Whilst the EDPS acknowledged that the UK’s status as a former Member State of the EU means that the UK has integrated GDPR into national law, it went on to emphasise that any substantial deviation from the EU data protection regulations could constitute an obstacle to a finding of adequacy, if the deviation lowers the level of protection of personal data in the UK.
Even if an adequacy decision relating to the UK were to be granted, the decision will still be subject to periodic review at least every four years pursuant to the Law Enforcement Directive and GDPR.
The EDPS further recommended the Commission to assess carefully onward transfers of personal data from the UK in its assessment for adequacy decision. The UK government has stated in the latest version of its Political Declaration that the UK will be establishing its own international transfer regime. The Commission is thus unlikely to grant an adequacy decision relating to the UK if the UK intends to permit free flow of personal data to countries that the EU considers to have a high risk of breaching GDPR.

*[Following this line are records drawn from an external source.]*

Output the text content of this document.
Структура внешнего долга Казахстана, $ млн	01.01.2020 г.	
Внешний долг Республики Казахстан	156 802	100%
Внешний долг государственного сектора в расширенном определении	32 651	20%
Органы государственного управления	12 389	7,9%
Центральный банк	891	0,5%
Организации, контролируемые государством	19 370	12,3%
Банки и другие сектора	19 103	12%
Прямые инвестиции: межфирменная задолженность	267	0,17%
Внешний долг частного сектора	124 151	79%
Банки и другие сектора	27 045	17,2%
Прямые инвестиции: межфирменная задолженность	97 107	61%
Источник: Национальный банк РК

Finally, the EDPS recommended that the EU take steps to prepare for all eventualities, which include cases where no adequacy decision was made in relation to the UK or where the adequacy decision is only applicable to certain sectors.

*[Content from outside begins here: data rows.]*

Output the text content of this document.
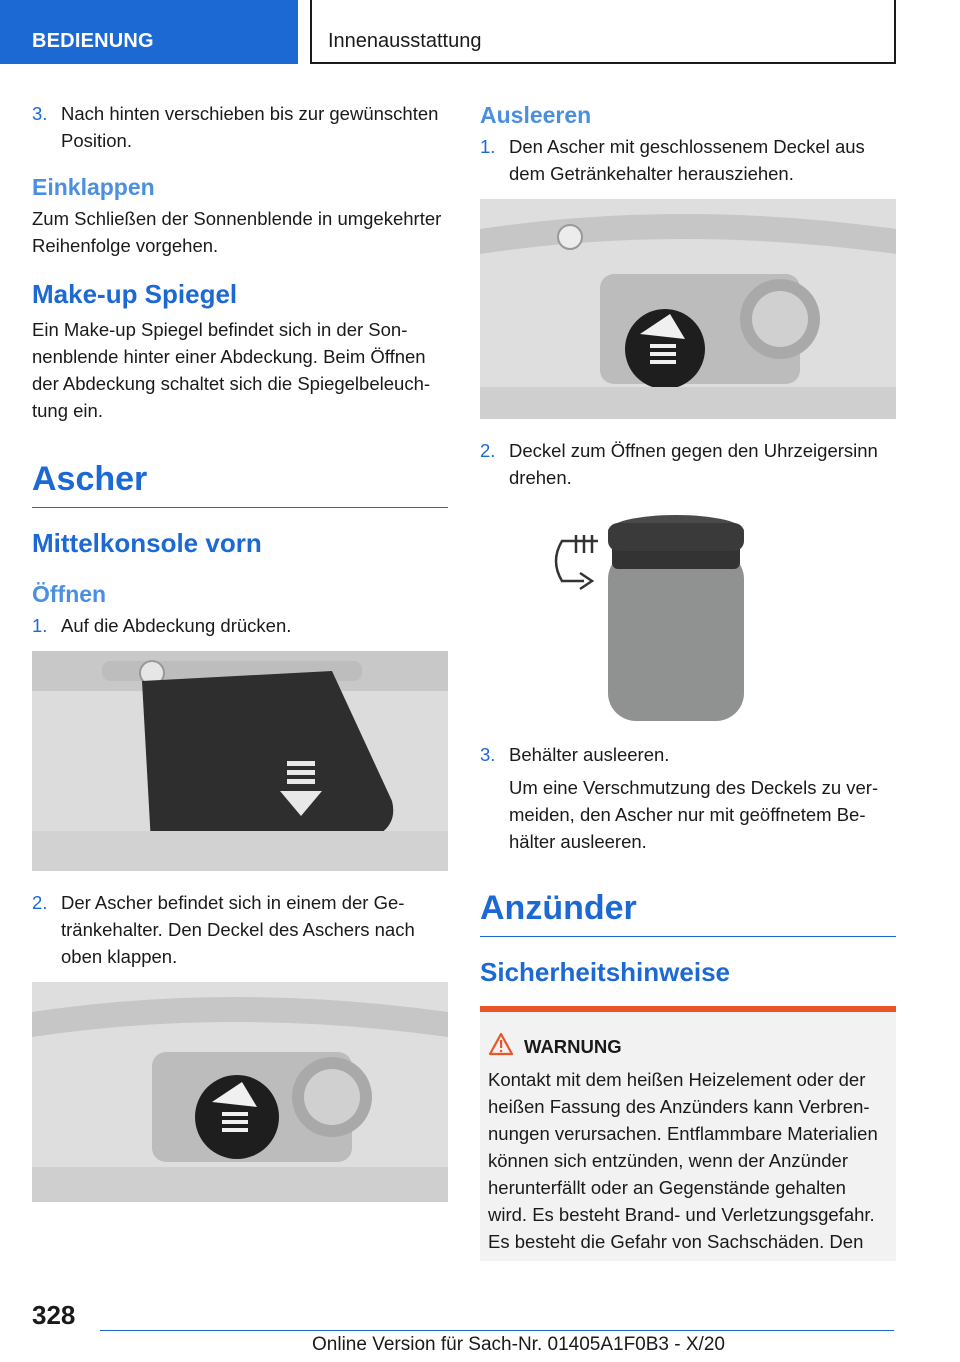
BEDIENUNG	Innenausstattung
3. Nach hinten verschieben bis zur gewünschten Position.
Einklappen
Zum Schließen der Sonnenblende in umgekehrter Reihenfolge vorgehen.
Make-up Spiegel
Ein Make-up Spiegel befindet sich in der Sonnenblende hinter einer Abdeckung. Beim Öffnen der Abdeckung schaltet sich die Spiegelbeleuchtung ein.
Ascher
Mittelkonsole vorn
Öffnen
1. Auf die Abdeckung drücken.
2. Der Ascher befindet sich in einem der Getränkehalter. Den Deckel des Aschers nach oben klappen.
Ausleeren
1. Den Ascher mit geschlossenem Deckel aus dem Getränkehalter herausziehen.
2. Deckel zum Öffnen gegen den Uhrzeigersinn drehen.
3. Behälter ausleeren.
Um eine Verschmutzung des Deckels zu vermeiden, den Ascher nur mit geöffnetem Behälter ausleeren.
Anzünder
Sicherheitshinweise
WARNUNG
Kontakt mit dem heißen Heizelement oder der heißen Fassung des Anzünders kann Verbrennungen verursachen. Entflammbare Materialien können sich entzünden, wenn der Anzünder herunterfällt oder an Gegenstände gehalten wird. Es besteht Brand- und Verletzungsgefahr. Es besteht die Gefahr von Sachschäden. Den
328
Online Version für Sach-Nr. 01405A1F0B3 - X/20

Implications of the EDPS’ Opinion
The Opinion itself did not comment directly on whether the UK would receive an adequacy decision from the Commission before the end of the Brexit transition period. However it sends important messages to organisations and businesses on both sides of the negotiation:
- the Commission is expected to confirm the scope of the envisaged adequacy decision assessment, which could be limited to certain sectors in the UK. It is not inconceivable that a staged approach may be taken to allow prioritised sectors to enjoy free flow of personal data before it is extended further to other sectors in the UK
- the UK may benefit from its status as a previous EU Member State and its current compliance with GDPR. However, the UK will be expected to follow the required process and meet the relevant conditions set out in GDPR and the Law Enforcement Directive. In other words, there does not appear to be an expedited process to fast-track the UK’s adequacy decision
- if the UK repeals the Human Rights Act 1998 or deviates from the fundamental rights protection by the EU, an adequacy decision is unlikely to be granted, (or if already granted, would potentially be suspended/repealed)
- even if an adequacy decision in relation to the UK is reached, future regulatory developments in the UK will be regularly monitored by the Commission
Businesses should therefore remain vigilant about any updates relating to the progress of the UK’s application for an adequacy decision and continue to prepare for contingency plans if a decision is not made before 30 December 2020.